• Steph

    The reason why a lot of newspapers do not allow comments is because the journalists don't like the ugly free for all. It's no fun working hard on a story and then have a bunch of anonymous people call you stupid (or much uglier things). It wears on you. And moderating involves a lot of work.

    • http://intensedebate.com/people/michellegreer michellegreer

      I understand there are ugly comments, but there are also really good ones that newspapers miss out on. I wanted to comment on a post about ecommerce on Inc Magazine's site but couldn't. I was an expert in the field and my comments could have added to the conversation.

      My response to this is simply, pay your journalists more so they have time to moderate comments. Block IP addresses of trolls. That's actually very easy. Ugly comments are a part of life and anyone who does reputation management for a company has to deal with the same issues.

  • http://oldmedianewtricks.com Robert Quigley

    Good post, Michelle. Somewhat in Old Media's defense, I think most are coming around. There are some that are doing new media pretty well (Chicago Tribune is a good example).

  • Jay Cosnett

    Great post! So many of the "old media" need a kick upside the head. Do you follow @Pampelmoose (Dave Allen)? Very compatible perspective and observations. His focus is music biz (http://www.pampelmoose.com/mspeaks/2009/04/billbo… but also addresses newspapers and other "old media" that still gets lots of eyeballs but is missing the boat: http://www.social-cache.com/2009/03/newspapers-wi

    Plus, it is not like this is really "new" anymore. "Earth 2" had an incredibly vibrant online community and fan base (especially considering it was canceled after only one season)–in 1995! Frankly, there's no excuse for "not getting it" anymore.

  • http://intensedebate.com/people/michellegreer michellegreer

    @Robert, I'd say the Statesman is coming along nicely. You and I have talked about some ideas and I hope the higher ups see it your way. It would be good for the Statesman and for the city.

    @Jay I've worked with the Science Channel, which is part of the Viacom network. It really doesn't get any older media than that. The money that social media makes relative to what they are used to really pales in comparison. What they don't get is that it also doesn't cost much and the ROI is really good if you know what you are doing. They are used to a big network, rather than a bunch of loosely affiliated smaller yet more effective networks.

    Honestly, I could create a big post about how new media doesn't get that good content draws people in. I've been watching more TV and movies lately and I genuinely miss engaging content. I do feel that a lot of new media gurus are creating some silly ponzi scheme for how to get fame online. So I'm just trying to match the good content with the awesome medium (new media) to make something truly great happen. No kick upsides the head necessary–just trying to tell them that I appreciate them and would like to see them in this space as well.

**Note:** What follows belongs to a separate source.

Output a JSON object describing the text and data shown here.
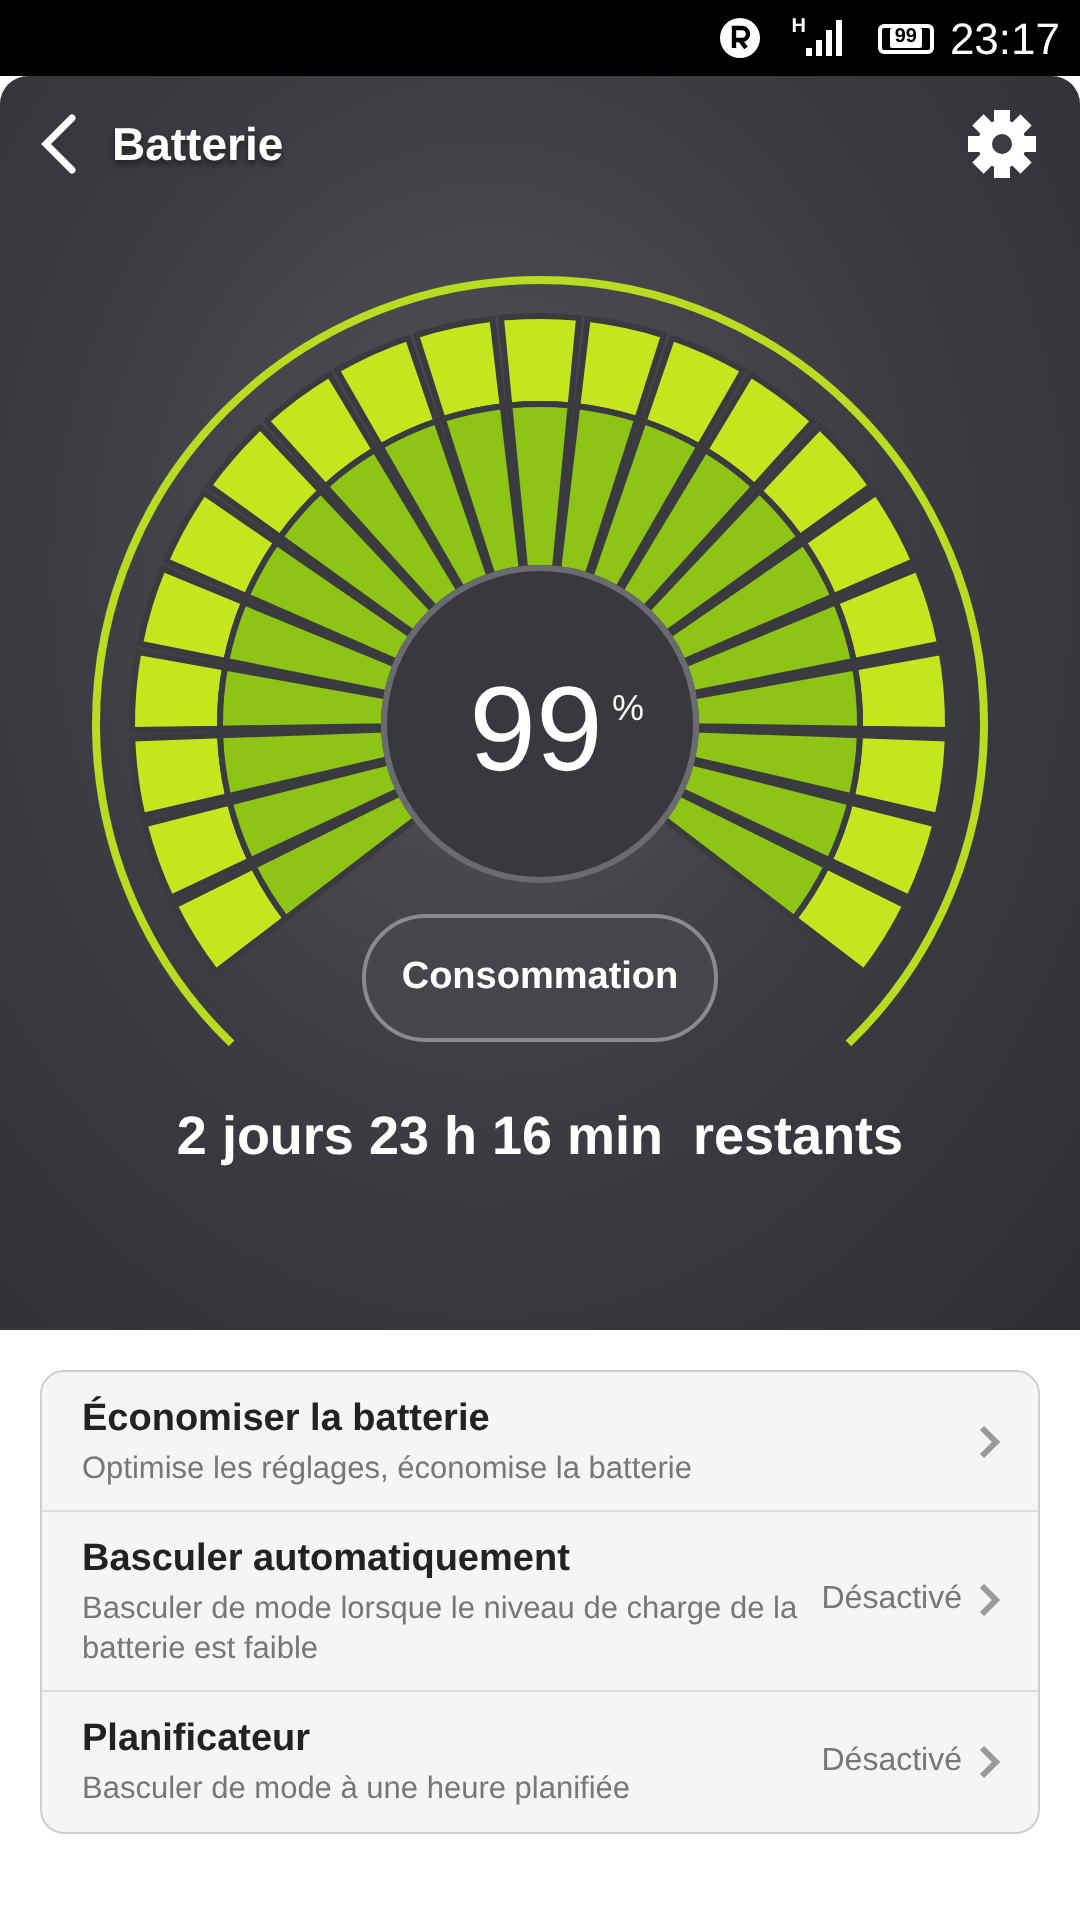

  • http://www.eyeballeconomy.com David Weiner

    You raise some very good points. @Steph and re:comments/trolls, read the Wired article this month about all the technology that avoids this problem. Was recommended for our President's new site.

    I think they need to start realizing where the newspaper industry is headed and adjust quicker. We're moving to an ad-only model where web ads are cheaper but far more precise, measurable and effective. Writing a post on it now (and have been for over a month. Can't finish it … I feel like I'm writing my own "Wonder Boys." I can't stop!!!)

  • http://intensedebate.com/people/michellegreer michellegreer


    Total agreement about ads. You'd be amazed at how many companies don't even create landing pages for them.

    Someone needs to create an ad network that is based on keywords. When a blog post about a certain topic comes up within the network, an ad pertaining to that topic pops up. Sounds like Google's ad network, except this service would be subscription based and would earn the blog/site a lot more money than using AdSense. It's time bloggers actually make a decent cut of their ad revenues.

    I also think advertisers under this model should pay something for impressions. They do help for branding.

    I got in this argument at SxSW with Chris Anderson when asking a question at his "free" panel'. He felt the current advertising model is not flawed. That is easy to say when you are backed by Conde Nast.

    Anyway, I hope you find what you are looking for for your "Wonder Boys" post. I'll keep posted.

    • http://www.eyeballeconomy.com David Weiner

      Thanks for the encouragement, Michelle. I'm not sure I agree with your point regarding advertisers paying for impressions. I think that will solve itself once online ads start costing more money, which it eventually has to. Then they will in essence be paying for impressions indirectly.

      Aren't there ad networks for bloggers?

      • http://intensedebate.com/people/michellegreer michellegreer

        There are ad networks for bloggers, but none that I know of that are based on keywords like AdSense is.